Around the tournaments, in the bars, and even the players’ rooms, there is a prevailing wisdom that crops up more than any other single viewpoint about the relative standard of today’s game.
And it goes like this. The strength in depth, with players right the way down the rankings capable of stringing big breaks together, has never been higher. This means fewer easy matches early on in tournaments, no room for complacency from the leading lights.
But the other side of it concerns the very best, and many believe that Stephen Hendry, Ronnie O’Sullivan, Mark Williams and John Higgins in the late 1990s were better than their top-four equivalents today.
With Higgins currently at No3, let us say for the sake of argument that we are comparing those four to Mark Selby, Stuart Bingham, Judd Trump and Shaun Murphy, actually listed at five this week.
Selby couldn’t be doing much more than he is to change this perception. The Masters sees him at world No1 for the 101st week in a row, a phenomenal achievement and a sequence unlikely to be broken any time soon.
The 33-year-old, arriving at Alexandra Palace as reigning world and UK champion, exudes the confidence of a man at the absolute peak of his powers – confident, fulfilled on and off the table, and building up the kind of aura that frightens opponents and gives a player easy frames.
His lead of approaching £500,000 at the top of the ranking prize-money list is almost unheard of, and as Selby rattled in a fluent break of 139 on Wednesday afternoon against Williams you were left thinking he must surely have won over anyone still carping about his ‘style of play’.
No one wants to play Selby in a deciding frame at the Masters, where over the years he has such a superb record of somehow getting through such shootouts. But Williams almost pipped him, denied principally by a savage kick on a blue when well set. One clutch clearance of 89 from Selby later, and Williams was back in the pavilion, and Selby through as a 6-5 winner.
And it was in the aftermath of this last-16 clash in north London that Williams was asked about Selby’s current form, and where he might stand in that comparison with Hendry and the class of 1992 in their pomp.
The fact that the Welshman paid such a generous tribute to Selby within minutes of having himself been dealt such a cruel and undeserved blow in the deciding frame made it all the more heartfelt and pertinent.
Two-time Masters winner Williams, 41, said: "You see all the other players, Ding, Trump, Robertson, they are excellent players but they are not in this fella’s league just at the moment. He is miles above them.
“And he could be world No1 in any era, going back 20 or 30 years, or 20 or 30 years from now. He is good enough, and has everything. And he is a lucky ****!
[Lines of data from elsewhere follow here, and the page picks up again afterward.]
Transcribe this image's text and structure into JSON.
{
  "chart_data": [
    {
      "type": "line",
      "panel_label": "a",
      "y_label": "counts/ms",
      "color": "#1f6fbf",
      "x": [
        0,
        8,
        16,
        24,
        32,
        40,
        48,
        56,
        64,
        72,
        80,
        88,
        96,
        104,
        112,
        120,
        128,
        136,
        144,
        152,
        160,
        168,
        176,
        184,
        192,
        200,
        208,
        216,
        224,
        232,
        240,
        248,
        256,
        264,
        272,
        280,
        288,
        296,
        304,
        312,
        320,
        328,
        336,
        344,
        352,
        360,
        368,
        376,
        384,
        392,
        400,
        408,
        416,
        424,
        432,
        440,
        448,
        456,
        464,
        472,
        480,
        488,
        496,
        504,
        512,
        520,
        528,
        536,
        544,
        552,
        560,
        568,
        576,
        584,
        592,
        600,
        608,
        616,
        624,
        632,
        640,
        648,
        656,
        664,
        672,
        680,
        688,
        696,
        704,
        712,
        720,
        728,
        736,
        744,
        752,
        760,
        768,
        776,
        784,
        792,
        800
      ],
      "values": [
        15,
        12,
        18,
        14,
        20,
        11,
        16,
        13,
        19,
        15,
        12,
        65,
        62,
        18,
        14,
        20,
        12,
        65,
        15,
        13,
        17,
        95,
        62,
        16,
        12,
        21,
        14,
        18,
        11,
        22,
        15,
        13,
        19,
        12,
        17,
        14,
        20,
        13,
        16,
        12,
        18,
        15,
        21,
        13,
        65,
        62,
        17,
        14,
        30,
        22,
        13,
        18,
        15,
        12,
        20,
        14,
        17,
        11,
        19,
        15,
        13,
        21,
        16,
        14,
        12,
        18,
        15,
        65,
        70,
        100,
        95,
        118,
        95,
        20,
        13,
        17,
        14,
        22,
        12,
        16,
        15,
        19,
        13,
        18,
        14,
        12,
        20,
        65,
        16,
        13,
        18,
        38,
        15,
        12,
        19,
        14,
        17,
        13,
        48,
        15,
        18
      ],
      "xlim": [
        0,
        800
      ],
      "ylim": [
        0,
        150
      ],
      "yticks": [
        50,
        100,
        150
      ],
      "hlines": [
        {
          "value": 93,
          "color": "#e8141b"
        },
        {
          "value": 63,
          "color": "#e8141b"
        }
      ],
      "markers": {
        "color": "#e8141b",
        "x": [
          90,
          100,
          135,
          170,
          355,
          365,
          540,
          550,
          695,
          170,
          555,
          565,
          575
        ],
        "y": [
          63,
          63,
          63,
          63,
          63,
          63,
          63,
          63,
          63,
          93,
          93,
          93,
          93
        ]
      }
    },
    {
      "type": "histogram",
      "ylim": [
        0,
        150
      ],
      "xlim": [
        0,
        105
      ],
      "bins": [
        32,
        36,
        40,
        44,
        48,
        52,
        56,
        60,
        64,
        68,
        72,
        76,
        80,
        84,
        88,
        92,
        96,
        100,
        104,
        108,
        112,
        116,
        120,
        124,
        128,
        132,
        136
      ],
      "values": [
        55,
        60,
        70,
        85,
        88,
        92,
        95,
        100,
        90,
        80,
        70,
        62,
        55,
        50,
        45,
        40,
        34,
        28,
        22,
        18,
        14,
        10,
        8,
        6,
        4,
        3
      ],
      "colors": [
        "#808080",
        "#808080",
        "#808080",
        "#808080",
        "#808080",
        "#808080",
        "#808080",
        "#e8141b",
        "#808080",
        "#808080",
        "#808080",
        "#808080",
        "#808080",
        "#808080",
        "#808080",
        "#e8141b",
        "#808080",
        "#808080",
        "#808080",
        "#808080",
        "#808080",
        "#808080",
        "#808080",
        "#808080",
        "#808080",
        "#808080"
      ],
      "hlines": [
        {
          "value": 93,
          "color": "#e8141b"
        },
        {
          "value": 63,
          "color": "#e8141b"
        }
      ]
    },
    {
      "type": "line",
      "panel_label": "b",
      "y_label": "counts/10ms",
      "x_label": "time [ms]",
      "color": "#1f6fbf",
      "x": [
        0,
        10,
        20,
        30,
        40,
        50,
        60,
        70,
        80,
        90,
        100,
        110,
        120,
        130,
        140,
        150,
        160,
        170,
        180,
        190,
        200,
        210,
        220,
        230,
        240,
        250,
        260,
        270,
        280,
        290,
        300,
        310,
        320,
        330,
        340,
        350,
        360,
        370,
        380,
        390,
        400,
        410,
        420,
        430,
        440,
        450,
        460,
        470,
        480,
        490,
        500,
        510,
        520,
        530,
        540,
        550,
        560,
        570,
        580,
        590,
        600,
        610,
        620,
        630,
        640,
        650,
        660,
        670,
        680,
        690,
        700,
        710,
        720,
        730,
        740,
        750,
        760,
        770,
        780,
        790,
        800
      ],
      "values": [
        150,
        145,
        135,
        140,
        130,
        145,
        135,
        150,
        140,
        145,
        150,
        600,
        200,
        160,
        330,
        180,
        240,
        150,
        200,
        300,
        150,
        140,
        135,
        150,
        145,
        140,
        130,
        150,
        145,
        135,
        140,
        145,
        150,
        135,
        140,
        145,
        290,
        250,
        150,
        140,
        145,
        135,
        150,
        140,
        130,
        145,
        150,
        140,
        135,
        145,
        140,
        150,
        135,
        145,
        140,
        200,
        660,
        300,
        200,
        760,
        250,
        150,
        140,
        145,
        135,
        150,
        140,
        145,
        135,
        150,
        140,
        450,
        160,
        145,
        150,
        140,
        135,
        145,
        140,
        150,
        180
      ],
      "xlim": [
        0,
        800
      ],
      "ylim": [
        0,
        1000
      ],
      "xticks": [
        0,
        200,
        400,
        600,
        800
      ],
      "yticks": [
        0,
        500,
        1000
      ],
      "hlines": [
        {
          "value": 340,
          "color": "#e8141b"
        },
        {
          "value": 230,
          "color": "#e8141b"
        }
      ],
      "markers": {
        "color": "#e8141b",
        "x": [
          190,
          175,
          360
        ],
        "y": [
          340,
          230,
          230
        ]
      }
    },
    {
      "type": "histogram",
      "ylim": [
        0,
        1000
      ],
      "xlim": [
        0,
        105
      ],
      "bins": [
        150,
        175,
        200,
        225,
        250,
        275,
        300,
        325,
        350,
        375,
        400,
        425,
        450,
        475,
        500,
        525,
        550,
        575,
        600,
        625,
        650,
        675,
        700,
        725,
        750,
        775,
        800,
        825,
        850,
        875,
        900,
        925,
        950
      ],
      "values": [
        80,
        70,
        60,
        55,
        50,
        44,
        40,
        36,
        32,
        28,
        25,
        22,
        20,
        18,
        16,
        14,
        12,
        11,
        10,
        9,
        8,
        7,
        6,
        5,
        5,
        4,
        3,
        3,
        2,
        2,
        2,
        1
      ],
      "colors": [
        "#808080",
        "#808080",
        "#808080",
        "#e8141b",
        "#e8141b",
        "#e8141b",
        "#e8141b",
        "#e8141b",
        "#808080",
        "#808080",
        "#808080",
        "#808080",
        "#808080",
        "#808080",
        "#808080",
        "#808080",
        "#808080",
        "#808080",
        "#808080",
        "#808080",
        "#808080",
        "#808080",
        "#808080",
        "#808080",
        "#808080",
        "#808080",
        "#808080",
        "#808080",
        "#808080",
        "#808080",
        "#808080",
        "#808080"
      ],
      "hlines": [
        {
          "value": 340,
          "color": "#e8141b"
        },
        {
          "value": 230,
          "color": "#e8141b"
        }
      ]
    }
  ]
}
“But seriously Mark is the only one in my opinion of the current top four or five, John excepted because he is still there, that could push to jump into that four you are talking about.
“Out of anyone playing now he is the only one that would have stood a chance of regularly challenging us four at that time. It would still be difficult, but he would have a chance.
“In this match you have to say it was a great break from Mark to win it, however sick I was about the kick.
“He played fantastically well, that’s why he is world No1 and he is a class act on and off the table. You can’t have a better player to represent our sport.”